In Titel VII REACH-Verordnung wird die Zulassung geregelt. Er gilt seit dem 1.6.2008.

Unter die Zulassung fallen die heute bereits bekannten, besonders besorgniserregenden Stoffe (SVHC = Substances of very high concern). Dazu gehören:

- krebserzeugende, erbgutverändernde und fruchtschädigende Stoffe der Kategorie 1 oder 2,
- persistente, bioakkumulierbare und toxische Stoffe (= PBT-Stoffe)
(Die Kriterien für diese Eigenschaften sind in Anhang XIII REACH-Verordnung aufgeführt.),
- sehr persistente und sehr bioakkumulierbare Stoffe (= vPvB-Stoffe)
(Die Kriterien für diese Eigenschaften sind in Anhang XIII REACH-Verordnung aufgeführt.),
- endokrin wirksame Stoffe sowie Stoffe, die nach wissenschaftlichen Erkenntnissen wahrscheinlich schwerwiegende Wirkungen auf menschliche Gesundheit und Umwelt haben, können der Zulassung bedürfen.
(Bis zum 1.6.2013 prüft die Kommission, ob auch endokrin wirksame Stoffe in Anhang XIV aufgenommen werden.)

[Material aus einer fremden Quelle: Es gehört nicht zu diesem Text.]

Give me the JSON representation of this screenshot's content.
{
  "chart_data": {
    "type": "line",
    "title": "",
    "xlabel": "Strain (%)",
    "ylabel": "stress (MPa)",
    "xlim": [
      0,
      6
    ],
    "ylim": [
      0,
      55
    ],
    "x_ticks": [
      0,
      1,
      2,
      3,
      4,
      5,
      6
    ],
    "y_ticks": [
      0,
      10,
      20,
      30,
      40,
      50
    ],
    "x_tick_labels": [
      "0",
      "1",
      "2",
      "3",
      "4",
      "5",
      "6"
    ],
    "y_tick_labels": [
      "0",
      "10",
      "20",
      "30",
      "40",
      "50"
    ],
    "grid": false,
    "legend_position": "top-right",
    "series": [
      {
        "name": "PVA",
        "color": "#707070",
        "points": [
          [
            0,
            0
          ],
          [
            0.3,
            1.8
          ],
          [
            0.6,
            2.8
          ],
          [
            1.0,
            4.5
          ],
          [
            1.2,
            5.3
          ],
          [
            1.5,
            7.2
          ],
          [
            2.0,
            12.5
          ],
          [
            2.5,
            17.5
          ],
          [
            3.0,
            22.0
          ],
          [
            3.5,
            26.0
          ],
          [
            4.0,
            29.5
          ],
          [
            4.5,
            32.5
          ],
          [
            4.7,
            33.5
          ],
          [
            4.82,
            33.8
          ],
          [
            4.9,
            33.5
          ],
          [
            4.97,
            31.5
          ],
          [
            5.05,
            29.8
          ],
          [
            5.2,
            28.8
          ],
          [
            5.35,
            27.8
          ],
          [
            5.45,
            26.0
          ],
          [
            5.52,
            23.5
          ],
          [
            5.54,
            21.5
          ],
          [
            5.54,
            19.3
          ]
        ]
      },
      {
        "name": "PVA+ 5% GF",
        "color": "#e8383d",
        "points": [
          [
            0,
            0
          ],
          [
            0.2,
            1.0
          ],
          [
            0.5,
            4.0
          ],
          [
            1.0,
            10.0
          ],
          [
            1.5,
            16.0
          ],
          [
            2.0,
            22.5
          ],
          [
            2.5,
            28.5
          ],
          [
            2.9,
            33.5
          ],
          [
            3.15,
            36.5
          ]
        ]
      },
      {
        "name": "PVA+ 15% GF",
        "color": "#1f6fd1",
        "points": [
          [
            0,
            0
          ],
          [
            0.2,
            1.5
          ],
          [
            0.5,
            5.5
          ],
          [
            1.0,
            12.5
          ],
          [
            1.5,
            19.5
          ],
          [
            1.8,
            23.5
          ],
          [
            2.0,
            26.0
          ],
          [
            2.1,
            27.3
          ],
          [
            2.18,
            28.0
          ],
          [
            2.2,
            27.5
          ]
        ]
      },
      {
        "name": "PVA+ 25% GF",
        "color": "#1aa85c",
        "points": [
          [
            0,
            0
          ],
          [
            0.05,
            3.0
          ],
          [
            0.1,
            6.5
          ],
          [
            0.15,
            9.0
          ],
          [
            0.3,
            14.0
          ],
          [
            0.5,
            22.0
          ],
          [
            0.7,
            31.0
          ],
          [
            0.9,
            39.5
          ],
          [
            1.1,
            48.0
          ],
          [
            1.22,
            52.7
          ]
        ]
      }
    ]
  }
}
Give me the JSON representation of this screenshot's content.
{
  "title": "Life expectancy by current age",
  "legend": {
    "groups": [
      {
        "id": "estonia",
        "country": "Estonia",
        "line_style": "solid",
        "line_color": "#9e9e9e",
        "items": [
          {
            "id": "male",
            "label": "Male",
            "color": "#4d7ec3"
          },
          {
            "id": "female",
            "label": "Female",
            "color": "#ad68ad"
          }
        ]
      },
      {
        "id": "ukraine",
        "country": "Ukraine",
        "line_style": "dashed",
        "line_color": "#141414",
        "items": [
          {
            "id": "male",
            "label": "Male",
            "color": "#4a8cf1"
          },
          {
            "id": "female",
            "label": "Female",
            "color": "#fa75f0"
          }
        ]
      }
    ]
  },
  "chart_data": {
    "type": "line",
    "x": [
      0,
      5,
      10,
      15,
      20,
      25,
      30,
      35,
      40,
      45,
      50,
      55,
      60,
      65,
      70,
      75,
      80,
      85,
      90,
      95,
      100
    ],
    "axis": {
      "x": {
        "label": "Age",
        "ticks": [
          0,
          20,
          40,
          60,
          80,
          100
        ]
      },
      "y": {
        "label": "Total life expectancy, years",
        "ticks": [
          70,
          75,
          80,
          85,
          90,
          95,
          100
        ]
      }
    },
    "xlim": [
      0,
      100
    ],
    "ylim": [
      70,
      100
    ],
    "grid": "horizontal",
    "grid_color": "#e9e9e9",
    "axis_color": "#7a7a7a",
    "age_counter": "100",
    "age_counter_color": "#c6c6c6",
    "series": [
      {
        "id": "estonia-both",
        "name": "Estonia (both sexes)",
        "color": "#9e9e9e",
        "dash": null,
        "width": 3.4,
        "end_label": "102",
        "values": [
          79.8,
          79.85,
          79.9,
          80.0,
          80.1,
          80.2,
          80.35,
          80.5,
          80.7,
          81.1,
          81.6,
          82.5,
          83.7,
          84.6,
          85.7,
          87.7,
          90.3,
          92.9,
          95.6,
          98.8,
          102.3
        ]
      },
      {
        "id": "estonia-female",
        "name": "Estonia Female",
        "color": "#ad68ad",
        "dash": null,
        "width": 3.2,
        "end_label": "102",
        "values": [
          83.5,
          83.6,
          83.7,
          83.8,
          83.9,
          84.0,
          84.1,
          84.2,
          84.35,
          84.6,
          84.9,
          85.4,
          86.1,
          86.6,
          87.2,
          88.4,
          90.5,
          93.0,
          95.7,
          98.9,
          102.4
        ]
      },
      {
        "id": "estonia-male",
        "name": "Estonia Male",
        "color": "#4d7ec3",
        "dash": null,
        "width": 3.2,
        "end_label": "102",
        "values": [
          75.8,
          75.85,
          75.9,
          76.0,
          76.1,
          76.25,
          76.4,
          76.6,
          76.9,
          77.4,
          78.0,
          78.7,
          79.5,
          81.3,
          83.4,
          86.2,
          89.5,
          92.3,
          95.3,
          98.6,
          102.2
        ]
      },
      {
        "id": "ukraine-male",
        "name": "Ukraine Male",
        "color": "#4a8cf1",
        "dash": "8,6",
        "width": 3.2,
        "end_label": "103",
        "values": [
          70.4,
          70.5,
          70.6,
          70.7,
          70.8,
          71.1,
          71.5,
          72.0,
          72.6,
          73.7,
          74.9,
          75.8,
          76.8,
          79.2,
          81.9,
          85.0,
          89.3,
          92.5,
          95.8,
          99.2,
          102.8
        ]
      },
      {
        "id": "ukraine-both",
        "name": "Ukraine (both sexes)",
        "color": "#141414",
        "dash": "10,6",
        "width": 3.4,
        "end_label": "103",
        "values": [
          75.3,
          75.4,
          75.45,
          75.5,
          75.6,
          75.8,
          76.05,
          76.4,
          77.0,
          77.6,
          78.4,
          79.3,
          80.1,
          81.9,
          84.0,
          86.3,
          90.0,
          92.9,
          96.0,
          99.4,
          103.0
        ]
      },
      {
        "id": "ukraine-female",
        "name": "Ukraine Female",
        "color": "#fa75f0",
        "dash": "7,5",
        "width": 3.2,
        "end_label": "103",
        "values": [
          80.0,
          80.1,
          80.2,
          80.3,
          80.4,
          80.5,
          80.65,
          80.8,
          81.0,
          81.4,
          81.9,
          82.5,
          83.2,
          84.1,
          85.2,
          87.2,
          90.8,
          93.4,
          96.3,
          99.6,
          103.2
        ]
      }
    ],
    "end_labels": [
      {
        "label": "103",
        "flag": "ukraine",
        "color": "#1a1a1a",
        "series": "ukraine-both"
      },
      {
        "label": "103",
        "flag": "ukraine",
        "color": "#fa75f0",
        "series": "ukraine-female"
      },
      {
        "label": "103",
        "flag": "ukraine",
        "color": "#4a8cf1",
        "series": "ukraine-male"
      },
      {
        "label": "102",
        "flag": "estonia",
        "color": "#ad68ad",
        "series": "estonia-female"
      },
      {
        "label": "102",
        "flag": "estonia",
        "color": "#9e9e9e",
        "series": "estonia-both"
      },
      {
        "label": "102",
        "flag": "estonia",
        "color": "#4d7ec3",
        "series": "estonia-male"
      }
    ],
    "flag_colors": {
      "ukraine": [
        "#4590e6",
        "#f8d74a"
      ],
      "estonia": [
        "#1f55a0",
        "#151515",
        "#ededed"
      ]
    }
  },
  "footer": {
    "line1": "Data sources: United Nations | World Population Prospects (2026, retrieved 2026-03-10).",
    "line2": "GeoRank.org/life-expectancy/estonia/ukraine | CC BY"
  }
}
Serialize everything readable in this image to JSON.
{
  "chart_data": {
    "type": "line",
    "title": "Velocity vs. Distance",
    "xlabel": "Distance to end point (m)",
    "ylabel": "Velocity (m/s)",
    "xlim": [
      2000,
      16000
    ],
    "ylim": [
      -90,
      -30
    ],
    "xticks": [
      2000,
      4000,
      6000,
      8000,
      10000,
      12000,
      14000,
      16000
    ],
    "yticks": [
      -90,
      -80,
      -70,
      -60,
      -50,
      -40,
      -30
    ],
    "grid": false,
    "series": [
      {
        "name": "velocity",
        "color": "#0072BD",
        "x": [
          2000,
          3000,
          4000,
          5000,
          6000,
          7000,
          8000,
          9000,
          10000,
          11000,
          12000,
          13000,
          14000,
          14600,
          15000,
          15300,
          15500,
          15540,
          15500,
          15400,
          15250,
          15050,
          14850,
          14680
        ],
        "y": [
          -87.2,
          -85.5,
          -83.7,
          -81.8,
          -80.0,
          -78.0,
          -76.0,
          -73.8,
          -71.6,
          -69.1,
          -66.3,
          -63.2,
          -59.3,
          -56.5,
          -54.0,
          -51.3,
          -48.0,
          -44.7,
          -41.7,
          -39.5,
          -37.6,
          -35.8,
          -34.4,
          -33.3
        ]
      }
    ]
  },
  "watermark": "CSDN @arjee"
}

Diese Stoffe unterliegen einem gesonderten Zulassungsverfahren, in dem die Antragsteller die Verfügbarkeit von Alternativen und deren Risiken sowie die technische und wirtschaftliche Durchführbarkeit der Substitution prüfen. Ziel ist es, die zulassungspflichtigen Stoffe schrittweise zu substituieren.

Die zulassungspflichtigen Stoffe werden in Anhang XIV REACH-Verordnung aufgeführt und erhalten eine Zulassungsnummer. Bevor diese Stoffe in diesen Anhang aufgenommen werden, werden sie in einer Kandidatenliste veröffentlicht und unterliegen einem öffentlichen Kommentierungsverfahren. Die Kandidatenliste ist auf den Internet-Seiten der ECHA einsehbar. Eine deutsche Übersetzung wird von der BAuA veröffentlicht.
Die erste Empfehlung für die prioritär aufzunehmenden Stoffe in den Anhang XIV wird bis zum 1.6.2009 von der ECHA abgegeben.